Posted on December 21st, 2011

Las Vegas has long been regarded as the casino capital of the world. The bright lights of the Vegas Strip attract around 36.7 million tourists from around the world, each keen to try their luck in any one of 74 casinos in Vegas, 29 of which are on the world famous Las Vegas Strip.
But in recent times, there’s been a new kid on the block- a young pretender that has shown up in the casino world. In 2006, the little-known region of Macau overtook Vegas as the world’s biggest casino centre and is showing no signs of letting Vegas take back the crown that it held for so long.
The small region to the south of China, formally a Portuguese territory, has long had gambling at the heart of its economy and, like Vegas, benefits from the fact that gambling remains either illegal or severely restricted in many surrounding regions, most notably China itself.
As a result, some 10.5m visitors from China alone and many more from across Asia flock to Macau, pumping an estimated $6.8bn (£3.6bn) into the local gambling economy every year – some $200m more than the total casino turnover in Las Vegas. The figure is even more staggering when you consider that Macau has no online casino economy and 46 fewer casinos.

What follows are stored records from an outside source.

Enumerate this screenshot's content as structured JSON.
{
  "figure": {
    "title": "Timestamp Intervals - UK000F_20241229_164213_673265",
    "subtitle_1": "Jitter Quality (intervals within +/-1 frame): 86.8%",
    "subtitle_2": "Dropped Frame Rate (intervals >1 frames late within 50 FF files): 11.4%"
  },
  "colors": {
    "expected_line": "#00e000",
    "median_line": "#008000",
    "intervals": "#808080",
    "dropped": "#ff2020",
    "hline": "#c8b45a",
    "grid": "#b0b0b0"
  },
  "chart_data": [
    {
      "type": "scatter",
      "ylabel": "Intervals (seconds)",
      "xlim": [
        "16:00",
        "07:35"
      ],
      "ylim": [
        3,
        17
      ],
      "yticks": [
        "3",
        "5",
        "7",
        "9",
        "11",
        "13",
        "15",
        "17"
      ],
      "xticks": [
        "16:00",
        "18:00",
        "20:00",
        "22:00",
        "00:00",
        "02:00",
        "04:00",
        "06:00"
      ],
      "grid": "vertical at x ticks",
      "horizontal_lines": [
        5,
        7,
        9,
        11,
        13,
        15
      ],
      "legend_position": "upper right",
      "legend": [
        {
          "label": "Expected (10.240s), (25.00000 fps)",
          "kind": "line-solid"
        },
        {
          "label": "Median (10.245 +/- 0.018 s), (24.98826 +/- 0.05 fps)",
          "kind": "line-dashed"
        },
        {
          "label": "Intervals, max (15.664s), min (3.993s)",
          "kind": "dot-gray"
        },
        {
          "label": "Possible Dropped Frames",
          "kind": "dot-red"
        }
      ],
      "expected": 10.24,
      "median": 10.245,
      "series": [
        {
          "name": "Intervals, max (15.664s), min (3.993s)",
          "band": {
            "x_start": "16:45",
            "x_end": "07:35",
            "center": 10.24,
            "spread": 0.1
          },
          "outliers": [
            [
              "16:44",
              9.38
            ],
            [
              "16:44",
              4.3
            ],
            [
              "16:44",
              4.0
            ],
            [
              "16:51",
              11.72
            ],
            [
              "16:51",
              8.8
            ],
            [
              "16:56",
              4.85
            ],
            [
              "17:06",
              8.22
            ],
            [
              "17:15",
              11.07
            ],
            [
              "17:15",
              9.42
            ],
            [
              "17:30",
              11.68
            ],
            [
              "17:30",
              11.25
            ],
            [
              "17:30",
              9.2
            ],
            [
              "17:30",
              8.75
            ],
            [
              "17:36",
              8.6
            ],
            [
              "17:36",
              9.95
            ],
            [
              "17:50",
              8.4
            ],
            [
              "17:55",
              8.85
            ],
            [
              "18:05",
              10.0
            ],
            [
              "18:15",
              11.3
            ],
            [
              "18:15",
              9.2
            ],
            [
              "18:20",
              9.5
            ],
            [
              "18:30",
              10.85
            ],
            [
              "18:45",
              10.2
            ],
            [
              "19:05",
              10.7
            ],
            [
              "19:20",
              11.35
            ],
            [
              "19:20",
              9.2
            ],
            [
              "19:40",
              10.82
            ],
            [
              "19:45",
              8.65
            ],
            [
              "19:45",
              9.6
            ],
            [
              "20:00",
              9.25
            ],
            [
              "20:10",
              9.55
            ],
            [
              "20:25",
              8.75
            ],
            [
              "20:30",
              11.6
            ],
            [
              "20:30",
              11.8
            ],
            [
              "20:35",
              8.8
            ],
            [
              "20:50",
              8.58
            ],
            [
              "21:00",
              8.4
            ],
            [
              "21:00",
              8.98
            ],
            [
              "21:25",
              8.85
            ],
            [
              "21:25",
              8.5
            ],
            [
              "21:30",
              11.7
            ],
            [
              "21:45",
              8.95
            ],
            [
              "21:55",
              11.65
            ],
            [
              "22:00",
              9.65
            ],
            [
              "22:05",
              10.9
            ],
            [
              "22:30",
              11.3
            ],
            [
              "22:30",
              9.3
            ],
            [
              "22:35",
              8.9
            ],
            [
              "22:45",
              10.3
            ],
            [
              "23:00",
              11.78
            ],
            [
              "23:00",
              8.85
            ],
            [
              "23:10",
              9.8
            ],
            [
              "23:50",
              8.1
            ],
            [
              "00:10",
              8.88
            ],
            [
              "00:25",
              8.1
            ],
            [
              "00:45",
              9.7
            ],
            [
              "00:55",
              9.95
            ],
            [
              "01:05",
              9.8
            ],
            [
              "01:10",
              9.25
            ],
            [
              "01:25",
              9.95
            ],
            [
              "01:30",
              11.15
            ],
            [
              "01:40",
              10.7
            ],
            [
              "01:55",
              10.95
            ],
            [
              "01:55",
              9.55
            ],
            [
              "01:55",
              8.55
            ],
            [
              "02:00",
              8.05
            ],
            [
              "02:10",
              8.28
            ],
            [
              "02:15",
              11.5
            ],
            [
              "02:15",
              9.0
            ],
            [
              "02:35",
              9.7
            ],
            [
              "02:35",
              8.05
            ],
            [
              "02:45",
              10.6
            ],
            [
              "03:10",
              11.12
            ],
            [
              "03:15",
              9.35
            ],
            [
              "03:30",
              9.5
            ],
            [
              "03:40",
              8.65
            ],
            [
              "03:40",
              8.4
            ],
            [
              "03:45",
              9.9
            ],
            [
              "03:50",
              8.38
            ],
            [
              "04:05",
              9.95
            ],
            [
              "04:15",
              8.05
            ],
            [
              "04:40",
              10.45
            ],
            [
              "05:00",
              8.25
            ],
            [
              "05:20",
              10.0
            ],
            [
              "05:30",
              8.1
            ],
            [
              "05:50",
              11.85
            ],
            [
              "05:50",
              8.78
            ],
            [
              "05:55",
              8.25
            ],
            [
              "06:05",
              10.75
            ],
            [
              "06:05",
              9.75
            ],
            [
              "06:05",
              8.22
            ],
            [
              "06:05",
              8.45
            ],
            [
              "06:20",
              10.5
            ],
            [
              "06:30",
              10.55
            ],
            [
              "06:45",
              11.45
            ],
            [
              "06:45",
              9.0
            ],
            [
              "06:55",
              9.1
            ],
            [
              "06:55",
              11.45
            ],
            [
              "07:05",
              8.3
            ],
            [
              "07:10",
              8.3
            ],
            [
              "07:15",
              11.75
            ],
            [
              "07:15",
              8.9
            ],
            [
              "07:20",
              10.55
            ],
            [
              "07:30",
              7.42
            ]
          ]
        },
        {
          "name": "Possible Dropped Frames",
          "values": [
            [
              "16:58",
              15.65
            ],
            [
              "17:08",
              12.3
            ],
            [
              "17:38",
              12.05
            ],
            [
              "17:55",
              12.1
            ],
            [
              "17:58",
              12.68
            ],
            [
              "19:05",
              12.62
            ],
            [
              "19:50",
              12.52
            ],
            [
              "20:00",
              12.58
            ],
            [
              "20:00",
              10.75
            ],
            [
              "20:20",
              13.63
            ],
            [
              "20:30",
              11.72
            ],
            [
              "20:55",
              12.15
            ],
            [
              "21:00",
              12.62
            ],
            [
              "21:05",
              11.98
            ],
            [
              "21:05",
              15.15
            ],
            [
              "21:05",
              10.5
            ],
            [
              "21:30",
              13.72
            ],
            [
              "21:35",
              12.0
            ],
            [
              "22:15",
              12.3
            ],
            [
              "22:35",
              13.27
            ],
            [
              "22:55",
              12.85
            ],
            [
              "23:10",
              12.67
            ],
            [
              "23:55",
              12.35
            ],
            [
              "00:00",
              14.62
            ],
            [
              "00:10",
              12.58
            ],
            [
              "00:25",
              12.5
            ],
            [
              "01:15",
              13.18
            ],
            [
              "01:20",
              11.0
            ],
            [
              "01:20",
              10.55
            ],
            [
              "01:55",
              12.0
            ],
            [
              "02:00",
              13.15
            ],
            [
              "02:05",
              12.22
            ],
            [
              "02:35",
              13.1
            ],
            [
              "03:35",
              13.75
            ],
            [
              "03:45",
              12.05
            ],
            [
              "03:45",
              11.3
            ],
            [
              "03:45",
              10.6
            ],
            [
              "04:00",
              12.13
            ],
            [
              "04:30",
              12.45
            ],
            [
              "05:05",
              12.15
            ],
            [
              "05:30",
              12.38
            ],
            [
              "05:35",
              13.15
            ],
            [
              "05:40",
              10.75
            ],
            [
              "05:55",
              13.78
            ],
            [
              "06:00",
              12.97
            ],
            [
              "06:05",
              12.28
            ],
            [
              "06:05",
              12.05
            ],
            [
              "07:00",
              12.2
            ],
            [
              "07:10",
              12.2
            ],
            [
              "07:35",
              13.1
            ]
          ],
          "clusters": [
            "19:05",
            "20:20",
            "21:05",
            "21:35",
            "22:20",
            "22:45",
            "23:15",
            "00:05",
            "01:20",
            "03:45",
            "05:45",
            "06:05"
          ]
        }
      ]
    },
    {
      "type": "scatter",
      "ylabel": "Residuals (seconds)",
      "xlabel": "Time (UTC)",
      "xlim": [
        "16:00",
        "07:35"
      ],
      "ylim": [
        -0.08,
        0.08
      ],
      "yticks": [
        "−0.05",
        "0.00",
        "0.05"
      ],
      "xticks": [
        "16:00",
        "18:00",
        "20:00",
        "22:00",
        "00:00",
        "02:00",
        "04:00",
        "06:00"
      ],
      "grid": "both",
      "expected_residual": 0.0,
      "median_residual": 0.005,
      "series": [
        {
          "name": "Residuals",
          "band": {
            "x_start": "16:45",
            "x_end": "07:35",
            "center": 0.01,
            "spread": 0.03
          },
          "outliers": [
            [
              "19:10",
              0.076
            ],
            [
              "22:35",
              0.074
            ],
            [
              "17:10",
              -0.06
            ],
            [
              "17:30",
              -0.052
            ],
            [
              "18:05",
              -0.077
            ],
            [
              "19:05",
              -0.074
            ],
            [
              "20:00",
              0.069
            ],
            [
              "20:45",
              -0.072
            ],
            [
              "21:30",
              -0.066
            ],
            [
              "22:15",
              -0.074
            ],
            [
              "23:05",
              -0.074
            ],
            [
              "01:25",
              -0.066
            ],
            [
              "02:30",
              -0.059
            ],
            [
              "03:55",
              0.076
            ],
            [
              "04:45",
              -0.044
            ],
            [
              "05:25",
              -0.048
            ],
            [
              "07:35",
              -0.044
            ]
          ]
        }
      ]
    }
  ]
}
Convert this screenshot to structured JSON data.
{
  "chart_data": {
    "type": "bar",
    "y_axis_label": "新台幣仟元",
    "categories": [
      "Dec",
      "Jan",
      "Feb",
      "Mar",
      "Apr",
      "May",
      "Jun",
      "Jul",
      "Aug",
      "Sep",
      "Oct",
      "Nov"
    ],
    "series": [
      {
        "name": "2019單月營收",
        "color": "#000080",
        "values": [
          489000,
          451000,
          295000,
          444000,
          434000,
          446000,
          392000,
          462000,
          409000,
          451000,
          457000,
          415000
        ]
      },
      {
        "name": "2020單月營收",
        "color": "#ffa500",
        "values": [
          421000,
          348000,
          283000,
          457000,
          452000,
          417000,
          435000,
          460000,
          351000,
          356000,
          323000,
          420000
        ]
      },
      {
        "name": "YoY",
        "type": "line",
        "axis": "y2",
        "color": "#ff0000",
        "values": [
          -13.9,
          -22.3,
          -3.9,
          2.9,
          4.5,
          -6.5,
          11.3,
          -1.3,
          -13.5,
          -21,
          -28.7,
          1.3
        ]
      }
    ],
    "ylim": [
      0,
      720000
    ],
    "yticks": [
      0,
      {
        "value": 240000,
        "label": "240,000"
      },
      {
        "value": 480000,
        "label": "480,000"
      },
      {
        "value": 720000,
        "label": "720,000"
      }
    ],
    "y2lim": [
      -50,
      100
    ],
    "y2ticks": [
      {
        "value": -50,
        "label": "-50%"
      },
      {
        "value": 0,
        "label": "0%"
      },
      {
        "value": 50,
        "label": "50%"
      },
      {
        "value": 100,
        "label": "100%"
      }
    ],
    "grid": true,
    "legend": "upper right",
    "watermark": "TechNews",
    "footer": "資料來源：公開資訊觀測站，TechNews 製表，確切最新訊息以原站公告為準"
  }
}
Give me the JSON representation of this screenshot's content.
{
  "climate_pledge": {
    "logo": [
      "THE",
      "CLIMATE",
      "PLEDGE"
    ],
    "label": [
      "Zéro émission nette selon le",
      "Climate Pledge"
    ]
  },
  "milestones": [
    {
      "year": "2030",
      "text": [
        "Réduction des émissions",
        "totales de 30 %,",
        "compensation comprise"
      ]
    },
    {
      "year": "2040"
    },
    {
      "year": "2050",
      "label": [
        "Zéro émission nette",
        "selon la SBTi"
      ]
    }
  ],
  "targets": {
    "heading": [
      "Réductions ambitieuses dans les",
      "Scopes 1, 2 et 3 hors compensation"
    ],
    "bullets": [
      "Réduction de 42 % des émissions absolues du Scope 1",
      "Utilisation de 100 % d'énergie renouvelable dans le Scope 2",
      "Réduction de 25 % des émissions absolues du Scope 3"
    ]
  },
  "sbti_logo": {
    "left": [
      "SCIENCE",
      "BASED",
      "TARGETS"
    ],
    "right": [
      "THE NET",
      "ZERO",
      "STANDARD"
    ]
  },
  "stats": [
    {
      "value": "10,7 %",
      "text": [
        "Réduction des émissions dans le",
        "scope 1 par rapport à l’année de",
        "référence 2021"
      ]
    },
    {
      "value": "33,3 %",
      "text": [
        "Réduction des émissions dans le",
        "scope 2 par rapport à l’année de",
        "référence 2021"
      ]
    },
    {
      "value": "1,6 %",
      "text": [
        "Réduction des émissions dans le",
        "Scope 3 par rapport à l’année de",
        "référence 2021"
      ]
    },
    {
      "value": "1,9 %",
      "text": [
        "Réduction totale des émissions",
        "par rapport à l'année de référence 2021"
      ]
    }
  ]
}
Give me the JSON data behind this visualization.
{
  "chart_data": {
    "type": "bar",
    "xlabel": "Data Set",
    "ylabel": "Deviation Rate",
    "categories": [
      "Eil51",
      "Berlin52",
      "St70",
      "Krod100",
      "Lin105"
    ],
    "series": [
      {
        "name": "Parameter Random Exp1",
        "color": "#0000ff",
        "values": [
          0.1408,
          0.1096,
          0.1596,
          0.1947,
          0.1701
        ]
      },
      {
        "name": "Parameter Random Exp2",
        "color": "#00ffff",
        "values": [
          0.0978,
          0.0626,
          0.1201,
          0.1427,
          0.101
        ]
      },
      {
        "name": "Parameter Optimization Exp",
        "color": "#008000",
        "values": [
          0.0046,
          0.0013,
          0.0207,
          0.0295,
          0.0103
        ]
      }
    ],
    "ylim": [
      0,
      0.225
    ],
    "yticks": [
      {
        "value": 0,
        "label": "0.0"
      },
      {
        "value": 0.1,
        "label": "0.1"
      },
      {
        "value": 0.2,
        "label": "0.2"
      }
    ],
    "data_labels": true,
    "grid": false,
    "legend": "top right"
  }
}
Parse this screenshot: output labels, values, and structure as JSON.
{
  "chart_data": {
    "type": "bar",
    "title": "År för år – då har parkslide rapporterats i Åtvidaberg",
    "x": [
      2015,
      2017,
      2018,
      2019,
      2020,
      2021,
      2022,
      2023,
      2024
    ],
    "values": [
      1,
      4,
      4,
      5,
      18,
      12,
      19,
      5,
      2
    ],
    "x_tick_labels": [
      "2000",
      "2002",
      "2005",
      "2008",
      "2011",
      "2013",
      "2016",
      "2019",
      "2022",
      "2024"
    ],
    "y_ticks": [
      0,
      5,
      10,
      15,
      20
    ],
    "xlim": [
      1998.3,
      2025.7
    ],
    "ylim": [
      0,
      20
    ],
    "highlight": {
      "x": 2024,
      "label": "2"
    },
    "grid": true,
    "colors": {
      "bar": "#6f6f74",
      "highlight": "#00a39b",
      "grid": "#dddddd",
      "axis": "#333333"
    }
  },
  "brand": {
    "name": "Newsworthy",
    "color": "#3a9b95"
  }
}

The casino boom for Macau came in 2001 when the territory left Portuguese rule and was handed back to China. A year later, competition rules that meant that certain operators who held a monopoly on casinos in the region ( Stanley Ho) were relaxed, opening the floodgates for foreign operators to move in and start building Macau into the tourist and gaming metropolis that it is today.
MGM Grand and Wynn, both big names on the Vegas Strip, were amongst the first to move there and Macau even has its very own answer to the Venetian, currently the largest of 28 casinos currently operating in the country.
The Venetian isn’t going to hold on to the title for long however, with the $1bn, 420,000sq ft ‘City of Dreams’ complex, the first ever underwater casino, due to open later this year. Once that has been completed, work is then expected to start on the next big project – the Macau Studio City which, when built, will boast 500,000sq ft of casino space. That means that by the end of this year, Macau could boast more than 2.3m sq-ft of casino space and as many as 11,000 slot machines – more than twice the amount currently found in Las Vegas.
It’s certainly enough to get casino bosses and tourism officials in Nevada panicking, with Las Vegas currently investing around $20m and working to attract major events such as big-time boxing to the Strip in an attempt to retain its casino crown. We’ll have to wait to see if the tactic works but with many other Asian regions looking enviously at Macau’s success, Vegas could end up with even more competition yet. Singapore, Philippines and Vietnam anyone? No? Hainan Island, China then. I can hear the Las Vegans shaking in their boots as I write.
“讓我們玩骰寶! (Or Let’s Play Sic Bo!”)
Top Tip- if you go to Macau, rather than stay on the Cotai Strip, stay at the Westin Macau Resort. It’s a short taxi drive from all the casino action on the Cotai Strip, but it could be a million miles away. Overlooking Hac Sa Beach and the sea- a great place to unwind and a taste of “Old Macau” of “Man With The Golden Gun” days.